Floofcology 

Floofcology (floofinition) –  The branch of life that deals with the relations of animals with one another and to their surroundings.

In use: “Having seven counts, three dogs, a bird (and counting), they decided that one household member should be the minister of floofcology to track supplies and oversee the animals’ care. Although only eleven, Sabina immediately volunteered.”

Monday’s Theme Music

You’d think that today’s song, with a cat in the title, was inspired by an interaction with a cat. Nope; didn’t happen that way.

“Honky Cat” by Elton John (1972) came to me because of the line, “Change is gonna do me good.” I was asked to help another. Helping them would force a change to my comfortable, protected routines. But I wanted to help, hence, I told myself, “Change is gonna do me good.”

Turned out, my help wasn’t needed, etc. By then, though, “Honky Cat” was roaring in the stream. Not that I mind that. Its jaunty sound fit my mood.

Now I’m gonna go look for gold in a silver mine, then drink a little whiskey from a bottle of wine. Always enjoyed those lines.

A Chaotic Collage Dream

It was messed up from go, a frenzied and frantic circus. It took me a while to work into any semblance of coherent structured memory, and I could be wrong. Then, again, this is what I took from it, so…

The dream included Mom, wife, peeing, being in the military (yeah, again), cleaning, and, well, chaos.

Chaos was the overall theme. In the beginning, I needed to use the restroom. After I did, Mom came in to clean after me while I changed into my Air Force uniform and hurried off to work as my wife kissed me good-bye.

I was in command and control once again. Once again, I faced a disorganized situation. Aircraft were inbound. Some carried VIPs, but an inspection team was also due, and we were not ready. I scrambled to get us ready, working up checklists and procedures, trying to train other people, and setting up flight-following boards. This was being done against radios blaring with communications with commanders and aircraft, and ringing telephones.

Then I had to use the restroom again. Rushing over there, I found the facilities inadequate, but my bowels didn’t care.

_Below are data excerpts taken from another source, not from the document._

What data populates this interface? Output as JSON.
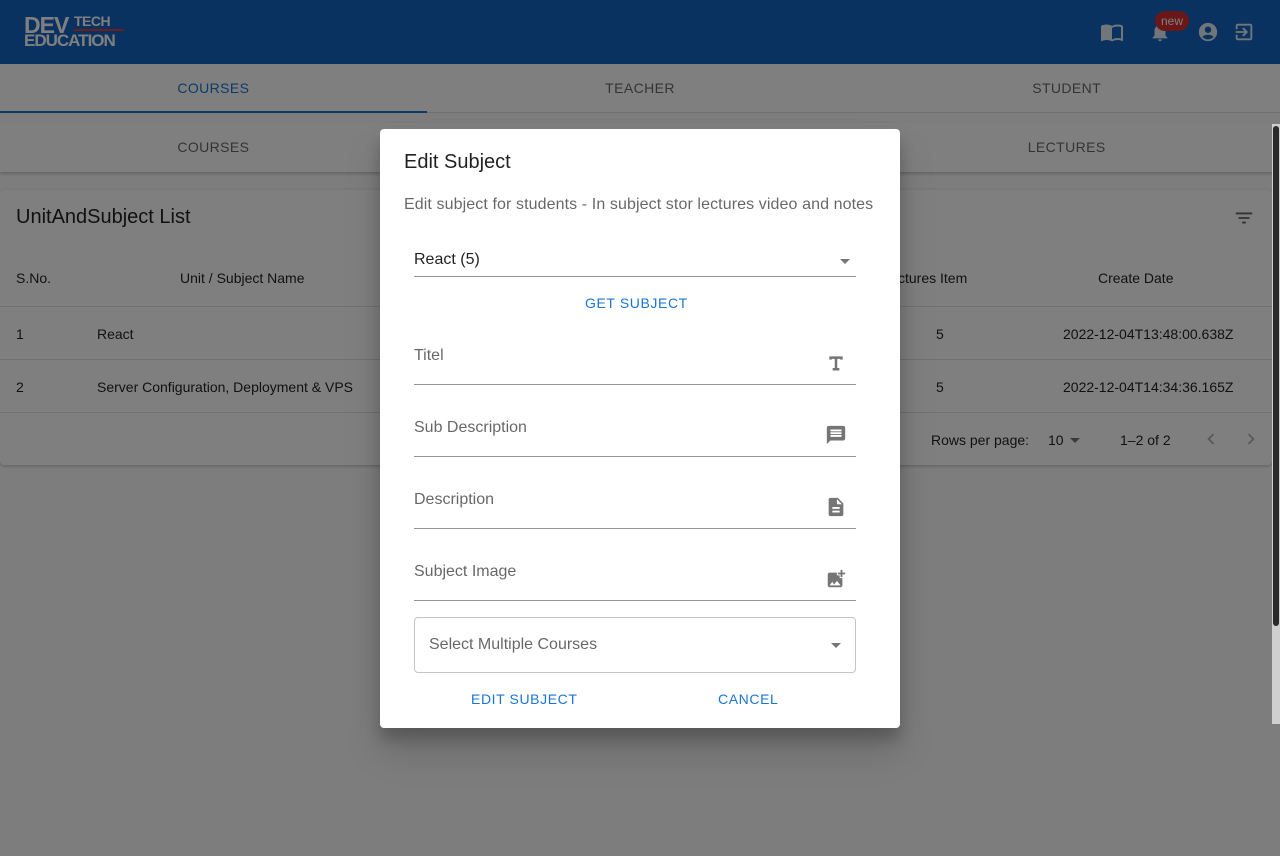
{
  "app": {
    "logo_text_1": "DEV",
    "logo_text_2": "TECH",
    "logo_text_3": "EDUCATION",
    "notification_badge": "new",
    "icons": [
      "book-open-icon",
      "bell-icon",
      "account-circle-icon",
      "logout-icon"
    ],
    "brand_color": "#1565c0",
    "accent_color": "#1976d2"
  },
  "tabs_primary": [
    {
      "label": "COURSES",
      "active": true
    },
    {
      "label": "TEACHER",
      "active": false
    },
    {
      "label": "STUDENT",
      "active": false
    }
  ],
  "tabs_secondary": [
    {
      "label": "COURSES"
    },
    {
      "label": ""
    },
    {
      "label": "LECTURES"
    }
  ],
  "list": {
    "title": "UnitAndSubject List",
    "columns": [
      "S.No.",
      "Unit / Subject Name",
      "ctures Item",
      "Create Date"
    ],
    "rows": [
      {
        "sno": "1",
        "name": "React",
        "lectures": "5",
        "date": "2022-12-04T13:48:00.638Z"
      },
      {
        "sno": "2",
        "name": "Server Configuration, Deployment & VPS",
        "lectures": "5",
        "date": "2022-12-04T14:34:36.165Z"
      }
    ],
    "pagination": {
      "rows_per_page_label": "Rows per page:",
      "rows_per_page": "10",
      "range": "1–2 of 2"
    }
  },
  "dialog": {
    "title": "Edit Subject",
    "description": "Edit subject for students - In subject stor lectures video and notes",
    "selected_subject": "React (5)",
    "get_subject_label": "GET SUBJECT",
    "fields": {
      "title_label": "Titel",
      "sub_description_label": "Sub Description",
      "description_label": "Description",
      "subject_image_label": "Subject Image"
    },
    "courses_select_label": "Select Multiple Courses",
    "edit_button_label": "EDIT SUBJECT",
    "cancel_button_label": "CANCEL"
  }
}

Lowering myself to the tiny seat on the tiny bowl, I did my business. When I finished, I discovered I’d pissed on the floor.

As I discovered that, old women who were present chided me, “Oh, your mother isn’t going to be happy about that.” Well, no, d’uh? Who would be? I rushed to clean it up using white towels, but there seemed too much of it for the towel, and it was taking up too much time.

Mom arrived, as the women predicted (and noted). While chastising me for the mess, Mom shooed me away (“Go to work, I’ll clean it up.”) She dropped to her knees to clean the floor as I donned my uniform again and raced away.

My wife intercepted me to tell me that there was a problem. As she did that, my co-workers called out to inform me that the aircraft were arriving. Then the commander called me and said, “There’s a change of plans.” Oy, vey,

The dream ended.

Yeah, I see how it all speaks to my current frenzy of thought and direction.